WIKIMEDIA, AUDEOver the past year there have been a number of articles written about the ever greater importance bestowed by the programmatic and policy endeavors of the US Patent and Trademark Office (USPTO) and the overall US intellectual property ecosystem. In particular, there has been much criticism of the changes imposed by the Leahy-Smith America Invents Act (AIA) passed in September 2011—including a recent opinion article in The Scientist by George Lewis, who argued that the new law “discriminates against academics and small biotechs.” Unfortunately most of the time, the issues presented to the public—and the basis of many of Lewis’s arguments—are either incorrect or missing key pieces of information to explain why the law operates in a particular fashion.
First, the passing of AIA did not result in a “first to file” system, as Lewis and others argue. Rather, the USPTO now adopts a modified “first inventor to file” system, which preserves some of the protocol matters of the former “first to invent” system, including the 1-year filing grace period and the need for the inventor to file the patent application with a fully “reduced to practice” invention—in other words, the proof of concept or a prototype has been developed. Thus, it is not possible for a non-inventor with a disposable income to swoop in and “steal” a patent from a true inventor who may need a little extra time to secure the necessary application funding while they go public with their initial conceptual idea. The true inventor can further secure their place in line for coming up with the inventive concept by making better use of the already existing provisional patent application protocols (basically a quiet public disclosure filing to the US Government, which costs around $100), while being given a grace period of 1 year to work out the kinks of their invention.

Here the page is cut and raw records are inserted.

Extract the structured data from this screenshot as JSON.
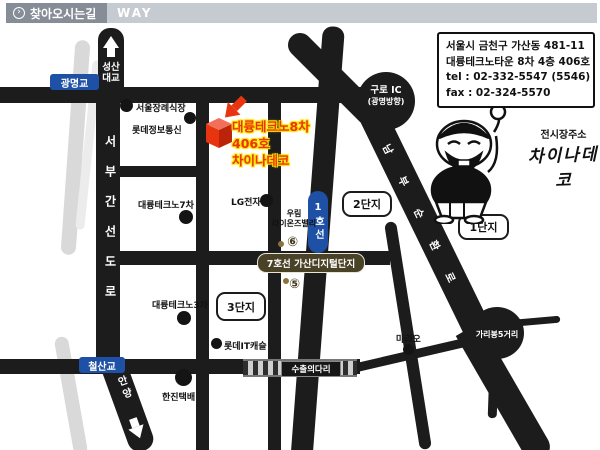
{
  "header": {
    "title": "찾아오시는길",
    "subtitle": "WAY",
    "arrow_icon": "›"
  },
  "info_box": {
    "line1": "서울시 금천구 가산동 481-11",
    "line2": "대륭테크노타운 8차 4층 406호",
    "line3": "tel : 02-332-5547 (5546)",
    "line4": "fax : 02-324-5570"
  },
  "exhibition": {
    "label": "전시장주소",
    "name": "차이나데코"
  },
  "destination": {
    "building": "대륭테크노8차",
    "room": "406호",
    "name": "차이나데코"
  },
  "roads": {
    "seongsan_line1": "성산",
    "seongsan_line2": "대교",
    "seobu": "서부간선도로",
    "nambu": "남부순환로",
    "anyang": "안양",
    "guro_ic": "구로 IC",
    "guro_ic_dir": "(광명방향)",
    "garibong": "가리봉5거리",
    "export_bridge": "수출의다리"
  },
  "bridges": {
    "gwangmyeong": "광명교",
    "cheolsan": "철산교"
  },
  "subway": {
    "line1": "1호선",
    "station": "7호선 가산디지털단지",
    "exit6": "⑥",
    "exit5": "⑤"
  },
  "landmarks": {
    "funeral": "서울장례식장",
    "lotte_info": "롯데정보통신",
    "daeryung7": "대륭테크노7차",
    "lg": "LG전자",
    "woorim_line1": "우림",
    "woorim_line2": "라이온즈밸리",
    "daeryung3": "대륭테크노3차",
    "lotte_it": "롯데IT캐슬",
    "hanjin": "한진택배",
    "mario": "마리오"
  },
  "districts": {
    "d1": "1단지",
    "d2": "2단지",
    "d3": "3단지"
  },
  "colors": {
    "accent_red": "#e8350f",
    "highlight_yellow": "#ffe300",
    "subway_blue": "#1e51a5",
    "station_olive": "#4a4227",
    "road_black": "#1c1c1c"
  }
}
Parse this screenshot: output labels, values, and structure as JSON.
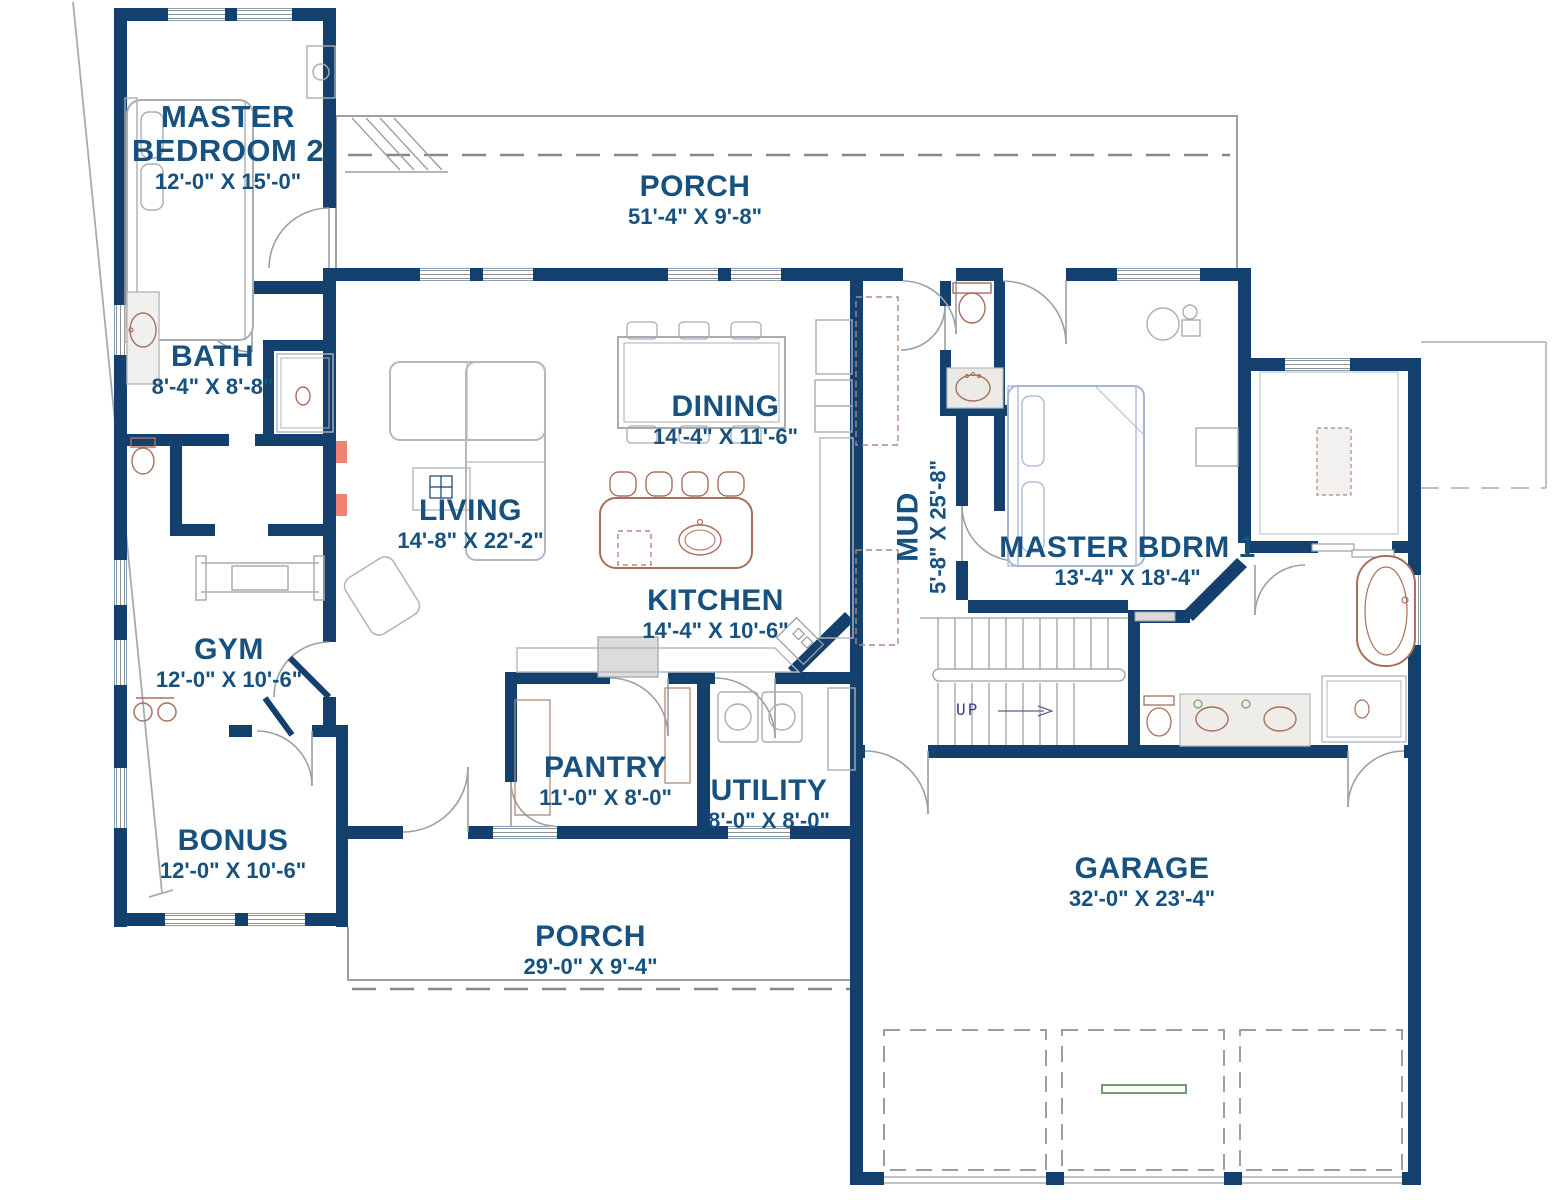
{
  "colors": {
    "wall": "#14406e",
    "label": "#17517f",
    "accent_salmon": "#f08272",
    "garage_marker_green": "#70a070",
    "furniture_blue": "#a9b4d6",
    "furniture_brown": "#a8705c",
    "line_gray": "#9ba0a6"
  },
  "rooms": [
    {
      "name": "MASTER BEDROOM 2",
      "dims": "12'-0\" X 15'-0\""
    },
    {
      "name": "PORCH",
      "dims": "51'-4\" X 9'-8\""
    },
    {
      "name": "BATH",
      "dims": "8'-4\" X 8'-8\""
    },
    {
      "name": "DINING",
      "dims": "14'-4\" X 11'-6\""
    },
    {
      "name": "LIVING",
      "dims": "14'-8\" X 22'-2\""
    },
    {
      "name": "KITCHEN",
      "dims": "14'-4\" X 10'-6\""
    },
    {
      "name": "MUD",
      "dims": "5'-8\" X 25'-8\""
    },
    {
      "name": "MASTER BDRM 1",
      "dims": "13'-4\" X 18'-4\""
    },
    {
      "name": "GYM",
      "dims": "12'-0\" X 10'-6\""
    },
    {
      "name": "PANTRY",
      "dims": "11'-0\" X 8'-0\""
    },
    {
      "name": "UTILITY",
      "dims": "8'-0\" X 8'-0\""
    },
    {
      "name": "BONUS",
      "dims": "12'-0\" X 10'-6\""
    },
    {
      "name": "PORCH",
      "dims": "29'-0\" X 9'-4\""
    },
    {
      "name": "GARAGE",
      "dims": "32'-0\" X 23'-4\""
    }
  ],
  "stairs": {
    "label": "UP"
  }
}
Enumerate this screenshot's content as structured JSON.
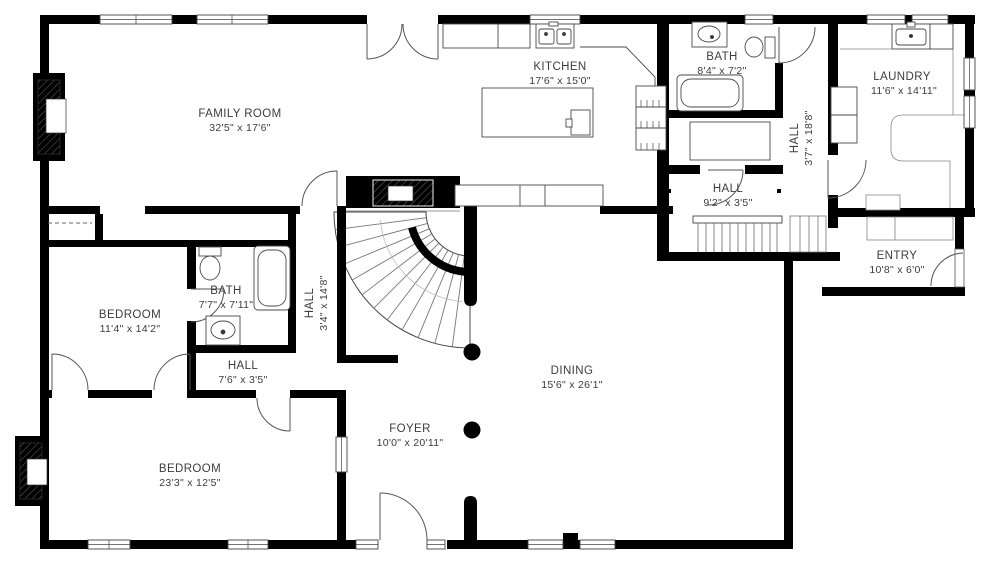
{
  "page": {
    "type": "floor-plan",
    "background": "#ffffff"
  },
  "colors": {
    "wall": "#000000",
    "label": "#3c3c3c",
    "fixture_line": "#4a4a4a"
  },
  "rooms": [
    {
      "name": "FAMILY ROOM",
      "dims": "32'5\" x 17'6\""
    },
    {
      "name": "KITCHEN",
      "dims": "17'6\" x 15'0\""
    },
    {
      "name": "BATH",
      "dims": "8'4\" x 7'2\""
    },
    {
      "name": "LAUNDRY",
      "dims": "11'6\" x 14'11\""
    },
    {
      "name": "HALL",
      "dims": "3'7\" x 18'8\""
    },
    {
      "name": "HALL",
      "dims": "9'2\" x 3'5\""
    },
    {
      "name": "ENTRY",
      "dims": "10'8\" x 6'0\""
    },
    {
      "name": "BEDROOM",
      "dims": "11'4\" x 14'2\""
    },
    {
      "name": "BATH",
      "dims": "7'7\" x 7'11\""
    },
    {
      "name": "HALL",
      "dims": "7'6\" x 3'5\""
    },
    {
      "name": "HALL",
      "dims": "3'4\" x 14'8\""
    },
    {
      "name": "BEDROOM",
      "dims": "23'3\" x 12'5\""
    },
    {
      "name": "FOYER",
      "dims": "10'0\" x 20'11\""
    },
    {
      "name": "DINING",
      "dims": "15'6\" x 26'1\""
    }
  ]
}
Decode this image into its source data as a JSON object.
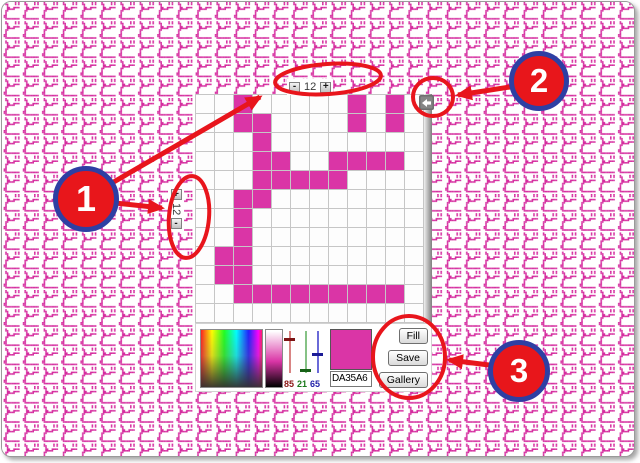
{
  "background": {
    "tile_color": "#d52d9f"
  },
  "grid": {
    "size": 12,
    "cell_color": "#da35a6",
    "rows": [
      "..X.....X.X.",
      "..XX....X.X.",
      "...X........",
      "...XX..XXXX.",
      "...XXXXX....",
      "..XX........",
      "..X.........",
      "..X.........",
      ".XX.........",
      ".XX.........",
      "..XXXXXXXXX.",
      "............"
    ]
  },
  "steppers": {
    "columns": {
      "decrease_label": "-",
      "value": "12",
      "increase_label": "+"
    },
    "rows": {
      "increase_label": "+",
      "value": "12",
      "decrease_label": "-"
    }
  },
  "picker": {
    "rgb_sliders": [
      {
        "channel": "red",
        "value": "85",
        "line_color": "#d98484",
        "handle_color": "#7d1414",
        "label_color": "#8b1616"
      },
      {
        "channel": "green",
        "value": "21",
        "line_color": "#86c286",
        "handle_color": "#176117",
        "label_color": "#1a7a1a"
      },
      {
        "channel": "blue",
        "value": "65",
        "line_color": "#6a6ad8",
        "handle_color": "#1b1b96",
        "label_color": "#2222aa"
      }
    ],
    "swatch_color": "#da35a6",
    "hex_value": "DA35A6",
    "buttons": [
      {
        "label": "Fill"
      },
      {
        "label": "Save"
      },
      {
        "label": "Gallery"
      }
    ]
  },
  "annotations": {
    "accent_red": "#e8151c",
    "circle_fill": "#e8161b",
    "circle_border": "#2e3fa3",
    "callouts": [
      {
        "number": "1"
      },
      {
        "number": "2"
      },
      {
        "number": "3"
      }
    ]
  }
}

The AIA also makes allowance for those innovators who are cash-strapped through the creation of a micro-entity discount. The discount allows for a 75 percent reduction of the filing fees for the first four patent applications filed. That is a lot of money saved, which can be better used elsewhere in building one’s company or ramping up technology development.
In addition, the new policy has other added benefits for biotech, such as the implementation of three levels of examination procedures: accelerated, regular, or decelerated. Given the rapid changes in technology development for the IT-world, a rapid acceleration patent examination track—which boasts a start-to-finish time of less than 1 year from the initial filing—makes sense for inventors who need patent protection sooner. In the biotech and cleantech space, on the other hand, more stringent market regulations make a slower patent examination process more appropriate, such that your patent protection kicks in closer to the time the product actually hits the market, maximizing its protection following regulatory approval.
The AIA also has stipulations that now make it simpler for third party intervention in the patent application review process, which was severely limited in the past. Given the massive amounts of information a patent examiner must review and the limited time they have to render a decision on a patent application, it always helps to have additional input from known experts in the field. As a result of AIA, submitting pertinent prior art for consideration by third parties is much easier, helping the patent examiner do their job much more effectively and efficiently. Furthermore, the new policy incentivizes inventors to publicly disclose the information contained in the patent, and the public is now allowed to weigh in on what they may consider to be controversially issued patents. Furthermore AIA allows for more efficient streamlining and a higher quality of review for questionable patents by the Patent Trials and Appeals Board via revamping of the appeals process. These are important steps towards the enabling of further transparency between all parties involved in the intellectual property system.
In conclusion, no legislation emanating from a democracy is going to be perfect given the various stakeholders in play, but the passing of AIA was a step in the right direction for keeping the United States’ competitive edge in a globalized economy. In addition to the benefits highlighted above, the AIA has empowered the USPTO to expand from its sole office in the Washington, DC, to metro-area to satellite offices in Detroit, San Jose, Denver, and Dallas, where the agency will undoubtedly recruit new talent and resources to ensure a high-quality and efficient US Patent system for the 21st century.
G. Nagesh Rao is a former patent examiner and senior policy advisor for the Department of Commerce’s US Patent & Trademark Office and the Office of Innovation and Entrepreneurship, and the cofounder of the public-private partnership, Made in America. He is also the cocreator of a free Patents Webinar series in conjunction with the National Council of Entrepreneurial Tech Transfer (NCET2) and the US Federal Government’s Working Group on Technology Transfer.